Мы не могли сразу же возвести все завоевания лейбористской партии в ранг законов, но я считала, что мы должны провести как можно больше законов и как можно скорее! И когда в январе 1952 года я впервые поставила в Кнессете вопрос о национальном страховании - в значительной мере основанный на добровольном страховании Гистадрута, - это значило для меня очень много. Это проложило дорогу закону о национальном страховании, который вошел в действие весной 1954 года. Конечно, национальное страхование не было панацеей. Оно не отменило бедности в стране, не ликвидировало образовательного и культурного разрыва между гражданами, не решило проблем нашей безопасности. Но оно означало, как я сказала в тот день в Кнессете, что "государство не потерпит у себя бедности постыдной, из-за которой счастливейшие часы материнства омрачены тревогой о том, как прокормить младенца, а люди, достигшие старости, проклинают день, когда они родились на свет". Утечка средств? Конечно. Потому нам и пришлось все делать постепенно. Но это имело не только социальное, но и экономическое значение - способствуя наращиванию капитала и изыманию денег из свободного обращения, а это помогало нам бороться с инфляцией. И главное, финансовое бремя распределялось равномерно, одна возрастная группа несла ответственность за другую и разделяла риск. Было еще одно сопутствующее обстоятельство, весьма, по-моему, важное: в результате пособий по материнству (включавших цену госпитализации) вырос процент детей, родившихся в больничных условиях, и снизилась детская смертность, которая среди новых иммигрантов и арабов была высока. Я сама повезла первый чек первой арабской женщине, родившей ребенка в назаретской больнице, и, кажется, я волновалась больше, чем она.

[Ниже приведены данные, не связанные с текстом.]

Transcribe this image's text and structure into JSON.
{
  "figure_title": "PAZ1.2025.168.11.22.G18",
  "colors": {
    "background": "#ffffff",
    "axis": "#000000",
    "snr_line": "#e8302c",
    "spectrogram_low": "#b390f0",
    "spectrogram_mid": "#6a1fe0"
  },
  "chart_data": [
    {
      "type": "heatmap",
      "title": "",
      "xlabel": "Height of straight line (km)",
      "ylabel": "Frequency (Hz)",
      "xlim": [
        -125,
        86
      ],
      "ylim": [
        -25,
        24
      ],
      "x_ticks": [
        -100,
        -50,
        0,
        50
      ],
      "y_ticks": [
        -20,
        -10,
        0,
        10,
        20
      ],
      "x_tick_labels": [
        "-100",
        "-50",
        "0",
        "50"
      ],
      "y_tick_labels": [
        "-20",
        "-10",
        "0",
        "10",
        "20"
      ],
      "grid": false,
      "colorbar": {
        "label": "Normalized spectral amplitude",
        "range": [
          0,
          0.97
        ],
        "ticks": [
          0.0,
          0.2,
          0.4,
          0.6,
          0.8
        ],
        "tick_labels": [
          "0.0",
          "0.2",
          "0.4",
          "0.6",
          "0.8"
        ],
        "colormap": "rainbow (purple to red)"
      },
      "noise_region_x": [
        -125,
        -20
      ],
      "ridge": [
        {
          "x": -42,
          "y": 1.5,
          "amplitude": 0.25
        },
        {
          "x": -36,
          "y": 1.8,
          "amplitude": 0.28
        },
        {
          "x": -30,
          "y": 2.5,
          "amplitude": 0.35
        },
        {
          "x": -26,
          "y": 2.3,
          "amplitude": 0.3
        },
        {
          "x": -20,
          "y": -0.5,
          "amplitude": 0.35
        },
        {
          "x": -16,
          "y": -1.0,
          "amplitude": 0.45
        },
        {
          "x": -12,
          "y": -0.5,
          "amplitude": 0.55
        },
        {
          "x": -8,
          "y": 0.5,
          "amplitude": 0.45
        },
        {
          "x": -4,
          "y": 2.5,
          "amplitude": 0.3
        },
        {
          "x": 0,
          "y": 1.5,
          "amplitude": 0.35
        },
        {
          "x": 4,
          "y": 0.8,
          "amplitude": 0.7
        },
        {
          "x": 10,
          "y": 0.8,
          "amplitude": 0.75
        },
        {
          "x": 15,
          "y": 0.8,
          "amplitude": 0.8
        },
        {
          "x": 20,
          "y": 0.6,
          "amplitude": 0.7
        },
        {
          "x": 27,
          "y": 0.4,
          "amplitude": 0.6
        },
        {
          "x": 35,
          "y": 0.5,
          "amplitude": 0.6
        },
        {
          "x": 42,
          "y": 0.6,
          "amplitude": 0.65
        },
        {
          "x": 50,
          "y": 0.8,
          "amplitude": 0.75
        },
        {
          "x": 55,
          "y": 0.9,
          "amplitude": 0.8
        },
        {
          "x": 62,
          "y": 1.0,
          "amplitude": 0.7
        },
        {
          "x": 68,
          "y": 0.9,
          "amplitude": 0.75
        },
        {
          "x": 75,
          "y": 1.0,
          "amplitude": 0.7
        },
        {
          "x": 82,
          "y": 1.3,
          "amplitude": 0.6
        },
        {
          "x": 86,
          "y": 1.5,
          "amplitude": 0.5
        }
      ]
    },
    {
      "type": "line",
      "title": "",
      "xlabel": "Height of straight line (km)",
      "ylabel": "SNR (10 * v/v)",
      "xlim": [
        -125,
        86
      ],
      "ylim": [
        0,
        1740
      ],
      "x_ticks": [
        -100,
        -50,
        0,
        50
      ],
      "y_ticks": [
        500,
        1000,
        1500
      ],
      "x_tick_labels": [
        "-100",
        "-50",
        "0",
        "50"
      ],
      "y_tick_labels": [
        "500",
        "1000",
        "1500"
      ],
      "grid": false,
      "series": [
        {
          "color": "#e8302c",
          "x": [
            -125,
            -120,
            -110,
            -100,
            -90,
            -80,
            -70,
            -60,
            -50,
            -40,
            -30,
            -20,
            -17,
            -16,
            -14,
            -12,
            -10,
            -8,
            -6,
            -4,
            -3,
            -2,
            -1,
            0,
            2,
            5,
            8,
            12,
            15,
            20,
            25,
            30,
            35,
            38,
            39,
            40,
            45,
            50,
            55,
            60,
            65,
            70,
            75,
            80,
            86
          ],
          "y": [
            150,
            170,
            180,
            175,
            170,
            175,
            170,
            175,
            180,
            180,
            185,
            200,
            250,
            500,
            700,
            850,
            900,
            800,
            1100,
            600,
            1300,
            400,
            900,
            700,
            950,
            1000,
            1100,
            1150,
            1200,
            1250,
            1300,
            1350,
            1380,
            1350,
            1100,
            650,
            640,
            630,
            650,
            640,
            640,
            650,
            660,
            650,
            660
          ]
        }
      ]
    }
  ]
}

Другой проект министерства труда, в котором я принимала большое участие, касался профессионального обучения детей и взрослых. Опять-таки, не надо думать, что можно было взмахнуть волшебной палочкой и превратить новых иммигрантов в ремесленников и техников. На обучение людей новым профессиям и ремеслам понадобились годы; сотни так никогда и не стали полноценными работниками - по старости, по болезни, по психологической склонности к безделью или просто потому, что они не могли приноровиться к требованиям современной жизни. Но тысячи других мужчин и женщин пошли в ремесленные училища, на курсы, научились управляться с машинами, разводить домашнюю птицу, работать водопроводчиками и электриками - и я не переставала дивиться переменам, происходившим у меня на глазах.

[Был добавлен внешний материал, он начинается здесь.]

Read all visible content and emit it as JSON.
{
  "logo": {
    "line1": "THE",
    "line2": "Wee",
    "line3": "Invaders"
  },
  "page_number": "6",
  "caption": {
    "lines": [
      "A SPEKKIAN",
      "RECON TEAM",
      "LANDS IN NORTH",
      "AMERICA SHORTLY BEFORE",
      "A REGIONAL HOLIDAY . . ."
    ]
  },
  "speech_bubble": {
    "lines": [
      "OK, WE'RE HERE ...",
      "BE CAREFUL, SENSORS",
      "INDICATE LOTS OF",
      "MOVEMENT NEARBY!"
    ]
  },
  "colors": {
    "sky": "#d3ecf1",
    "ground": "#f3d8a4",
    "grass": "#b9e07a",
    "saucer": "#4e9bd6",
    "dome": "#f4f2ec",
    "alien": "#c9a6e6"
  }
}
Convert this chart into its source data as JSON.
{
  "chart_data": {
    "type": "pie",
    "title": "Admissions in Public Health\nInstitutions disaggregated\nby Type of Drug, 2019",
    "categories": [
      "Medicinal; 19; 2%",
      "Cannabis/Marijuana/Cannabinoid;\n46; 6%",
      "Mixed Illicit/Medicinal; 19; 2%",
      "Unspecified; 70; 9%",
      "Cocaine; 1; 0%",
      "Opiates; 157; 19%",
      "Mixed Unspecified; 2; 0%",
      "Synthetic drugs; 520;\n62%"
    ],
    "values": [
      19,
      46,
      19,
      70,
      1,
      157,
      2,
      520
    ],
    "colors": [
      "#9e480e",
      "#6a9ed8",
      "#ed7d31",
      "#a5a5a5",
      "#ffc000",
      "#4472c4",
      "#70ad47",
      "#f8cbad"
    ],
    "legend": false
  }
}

Каждый делал, что мог, чтобы обеспечить успех программе профессионального обучения: министерство труда работало вместе с министерством социального обеспечения, министерством образования, армией, Гистадрутом и старейшими добровольными организациями, как ОРТ (организация перевоспитания трудом), Хадасса, ВИЦО (женская международная сионистская организация), которые финансировали евреи из-за границы. Мы двигали это дело все вместе и получили работников, изготовлявших трикотажные изделия, гранивших промышленные алмазы, сидевших на конвейере или водивших тракторы. И все это не считая другого титанического труда: по ликвидации обыкновенной неграмотности и обучению ивриту.